Urban rents will rise faster than suburban, and people will pay more for smaller units. ...Properties that are suburban will need to add amenities to remain competitive.
Orlando, FL (PRWEB) October 28, 2014
Demand for rental housing in Florida will continue to rise in 2015 and apartment communities close to city centers will be at the leading edge of the trend, real estate and finance expert Joshua Harris told an audience of multifamily housing professionals at the Florida Apartment Association’s 2014 Education Conference & Trade Show Friday, October 24.
Harris, director of the Dr. P. Philips Institute for Research and Education in Real Estate at the University of Central Florida, said cities nationwide are increasingly investing in making downtown areas more appealing at the same time as apartment residents are looking for “walkability” to restaurants, shopping, and entertainment.
“Active downtowns will attract more and more people young and old,” Harris said. “Urban rents will rise faster than suburban, and people will pay more for smaller units.” As a result, “properties that are suburban will need to add amenities to remain competitive.”
Demographics will support the multifamily housing market overall, Harris said, as millions of Americans move into retirement over the next few years, and face fixed incomes or even declining incomes, as well as less need for spacious single-family homes.

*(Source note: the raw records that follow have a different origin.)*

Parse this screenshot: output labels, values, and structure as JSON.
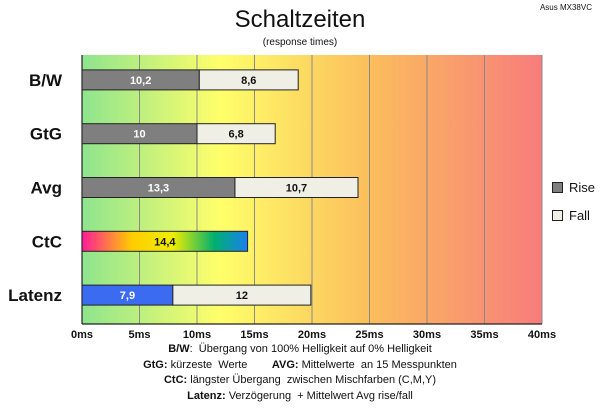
{
  "watermark": "Asus MX38VC",
  "chart_data": {
    "type": "bar",
    "orientation": "horizontal",
    "stacked": true,
    "title": "Schaltzeiten",
    "subtitle": "(response times)",
    "xlim": [
      0,
      40
    ],
    "x_ticks": [
      "0ms",
      "5ms",
      "10ms",
      "15ms",
      "20ms",
      "25ms",
      "30ms",
      "35ms",
      "40ms"
    ],
    "grid": true,
    "legend_position": "right",
    "categories": [
      "B/W",
      "GtG",
      "Avg",
      "CtC",
      "Latenz"
    ],
    "series": [
      {
        "name": "Rise",
        "color": "#7f7f7f",
        "values": [
          10.2,
          10,
          13.3,
          null,
          7.9
        ],
        "labels": [
          "10,2",
          "10",
          "13,3",
          "",
          "7,9"
        ]
      },
      {
        "name": "Fall",
        "color": "#efefe6",
        "values": [
          8.6,
          6.8,
          10.7,
          null,
          12
        ],
        "labels": [
          "8,6",
          "6,8",
          "10,7",
          "",
          "12"
        ]
      },
      {
        "name": "",
        "values": [
          null,
          null,
          null,
          14.4,
          null
        ],
        "labels": [
          "",
          "",
          "",
          "14,4",
          ""
        ]
      }
    ],
    "latency_rise_color": "#3b6bf0"
  },
  "notes": [
    {
      "parts": [
        {
          "b": "B/W"
        },
        {
          "t": ":  Übergang von 100% Helligkeit auf 0% Helligkeit"
        }
      ]
    },
    {
      "parts": [
        {
          "b": "GtG:"
        },
        {
          "t": " kürzeste  Werte        "
        },
        {
          "b": "AVG:"
        },
        {
          "t": " Mittelwerte  an 15 Messpunkten"
        }
      ]
    },
    {
      "parts": [
        {
          "b": "CtC:"
        },
        {
          "t": " längster Übergang  zwischen Mischfarben (C,M,Y)"
        }
      ]
    },
    {
      "parts": [
        {
          "b": "Latenz:"
        },
        {
          "t": " Verzögerung  + Mittelwert Avg rise/fall"
        }
      ]
    }
  ]
}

Harris was one of the speakers at the FAA’s annual conference, which drew more than 1,300 multifamily housing professionals, a 17 percent increase over 2013 attendance.
OTHER EVENT HIGHLIGHTS
Hall of Fame
- Mark Ogier, partner and executive vice president of ContraVest property management company based in Altamonte Springs, was inducted into the 2014 Hall of Fame in recognition of his service in numerous volunteer leadership positions with the Apartment Association of Greater Orlando (AAGO), Florida Apartment Association (FAA) and the National Apartment Association (NAA). With AAGO, he was member of the board and executive committee for more than eight years and served as president in 2004 and 2005. He is serving in his ninth year with FAA, where he has served on the board and the executive committee, chaired the legislative committee, and served as the president for 2007-2008. On the national level, Ogier served on numerous committees and as a voting delegate to the NAA. Ogier joined ContraVest in 1995 and currently has overall responsibility for the operations and strategic direction of the ContraVest development program as well as the property management portfolio.
LEGISLATOR OF THE YEAR
- State Sen. Andy Gardiner was recognized for his work to increase affordable housing funding. In presenting the award, FAA President Stacey Stuart said Gardiner “has helped to set the precedent for more focused, responsible spending that truly helps those in need.” Stuart cited among Gardiner’s accomplishments:
o In his role as chair of the Senate’s Transportation and Economic Development Appropriations Committee, Gardiner brought together both critics and advocates to achieve compromise that has benefited homeless veterans, people with developmental disabilities, survivors of domestic violence, and people who became homeless during the country’s economic crisis.
o In 2013, Gardiner helped to direct Florida’s mortgage fraud settlement funding toward its truest and most logical purpose — housing needs for Floridians. As a result, $60 million in funding went through the State Apartment Incentive Loan program (SAIL).
o During the 2014 session, Gardiner was committed to maintaining a significant level of funding for Florida’s housing initiatives.
ABOUT THE FLORIDA APARTMENT ASSOCIATION
The Florida Apartment Association is a federation of associations representing and advocating the interests of the Florida multifamily rental housing industry.
Since 1971, the Florida Apartment Association has worked to ensure high property management standards and resident satisfaction and safety in Florida. Volunteer leaders from throughout the state meet quarterly to discuss issues and challenges facing the multifamily housing sector.
As a federation, FAA serves as an umbrella organization linking 11 independent local associations. The FAA and the local associations also provide professional development, networking, and other opportunities for multifamily housing professionals.
FAA represents more than 415,000 apartment homes in Florida. Constituencies include apartment communities new and old, urban and rural, luxury and affordable, privately developed and state tax-assisted, large management companies and small individual owners, assisted living facilities for seniors and corporate housing for busy businesspeople. FAA does not represent condominiums, hotels, motels, and other transient housing. In addition, it is purely a voluntary organization: Not all apartment owners, particularly small individual owners and geographical areas remote from the main city centers, are members of FAA.
Local associations have their own independent boards of directors and activities. FAA and each local association also belong to the National Apartment Association.